- The paper proposes a novel forecasting approach combining an LSTM-based RNN with a low-rank Gaussian copula process to model high-dimensional time series.
- It employs marginal transformations and a low-rank covariance parametrization to efficiently capture time-varying correlations and complex non-Gaussian distributions.
- Empirical results show improved performance, achieving up to 10% and 40% gains in CRPS and CRPS-Sum compared to state-of-the-art baselines.
High-Dimensional Time Series Forecasting with Gaussian Copula Processes
This paper introduces a novel approach for high-dimensional multivariate time series forecasting by combining an RNN-based model with a low-rank Gaussian copula process. The method addresses the computational challenges associated with estimating high-dimensional covariance matrices and modeling non-Gaussian marginal distributions, enabling the modeling of time-varying correlations across thousands of time series. The authors demonstrate significant accuracy improvements over state-of-the-art baselines on several real-world datasets.
Model Architecture
The proposed model leverages an autoregressive RNN to capture temporal dependencies in individual time series, combined with a Gaussian copula process to model the joint emission distribution (Figure 1).







Figure 1: Illustration of the model parametrization, highlighting the random sampling of dimensions during training and the shared parameters across time series.
Specifically, the model consists of the following components:
- RNN-based State Space Model: An LSTM-RNN is used to model the temporal evolution of each individual time series. The LSTM is unrolled independently for each series, but the parameters are tied across all series. The hidden state hi,t for each time series i at time t is updated based on the previous state and the previous observation zi,t−1.
hi,t=φθh(hi,t−1,zi,t−1)
- Marginal Transformation with Empirical CDF: To handle different scales and non-Gaussian data, each time series' marginal distribution is modeled separately using a non-parametric estimate of its CDF, F^i. This CDF estimate is then used as the marginal transformation in a Gaussian copula, effectively decoupling the estimation of marginal distributions from the temporal dynamics and dependency structure. The transformation fi:D→R is defined as fi=Φ−1∘F^i, where Φ is the CDF of the standard normal distribution.
- Gaussian Copula Process: A Gaussian copula is used to model the joint distribution of the transformed observations. The copula is parametrized by a mean vector (ht) and a covariance matrix Σ(ht), both of which are functions of the LSTM states ht.
p(zt∣ht)=N([f1(z1,t),f2(z2,t),…,fN(zN,t)]T∣ (ht),Σ(ht)).

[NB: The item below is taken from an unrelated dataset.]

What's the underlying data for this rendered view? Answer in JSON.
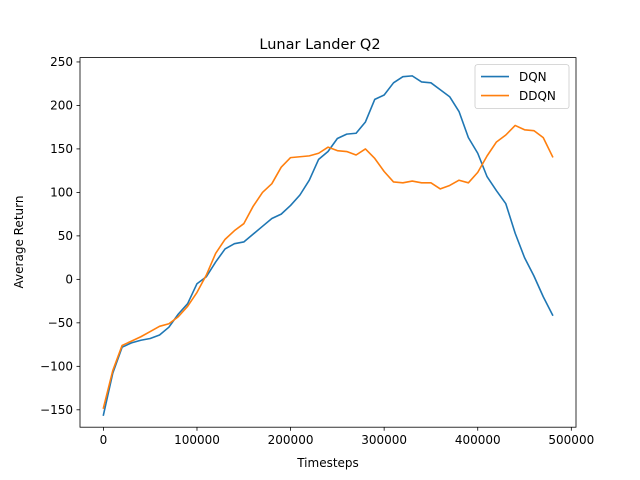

- Low-Rank Covariance Structure: To reduce the computational complexity and the number of parameters, the covariance matrix Σ(ht) is parametrized as the sum of a diagonal matrix Dt and a low-rank matrix VtVtT, where Vt∈RN×r and r≪N. This parametrization allows the likelihood to be evaluated using O(Nr2+r3) operations instead of O(N3).
Σ(ht)=Dt+VtVtT
Implementation Details
The model is trained by minimizing the negative log-likelihood of the observed data using stochastic gradient descent. To handle long time series, a data augmentation strategy is employed where fixed-size slices of the time series are randomly sampled during training. The parameters of the LSTM, the mean and covariance mappings are learned jointly from the data.
The authors also propose a Gaussian Process (GP) interpretation of the model, where the distribution of the transformed data xt is viewed as a GP evaluated at points yi,t=[hi,t;ei]T. This GP perspective enables training the model on random subsets of the time series in each iteration, further alleviating memory constraints and allowing the model to be applied to very high-dimensional datasets.
Experimental Results
The proposed method was evaluated on several real-world datasets, including exchange rates, solar power production, electricity consumption, traffic occupancy rates, taxi demand, and Wikipedia page views. The results demonstrate that the proposed model achieves significant accuracy improvements over state-of-the-art baselines, including VAR, GARCH, and various LSTM architectures.
The authors also present a synthetic experiment to demonstrate that the model can recover complex time-varying low-rank covariance patterns from multi-dimensional observations (Figure 2).







Figure 2: Comparison of true and predicted covariance matrices after training on synthetic data, showing the model's ability to capture complex covariance patterns.
Specifically, the GP-Copula model improves CRPS and CRPS-Sum by 10% and 40% respectively, compared to the second best models. Furthermore, the proposed model achieves these improvements with a significantly smaller number of parameters compared to other deep learning-based approaches.
Conclusion
The paper presents a method for probabilistic forecasting of high-dimensional multivariate time series using a low-rank Gaussian copula process. The proposed approach addresses the computational challenges associated with high-dimensional covariance estimation and non-Gaussian data, and achieves significant accuracy improvements over state-of-the-art baselines. The authors suggest that the ability to estimate high-dimensional time-varying covariance matrices could enable several applications in anomaly detection, imputation, and graph analysis for time series data.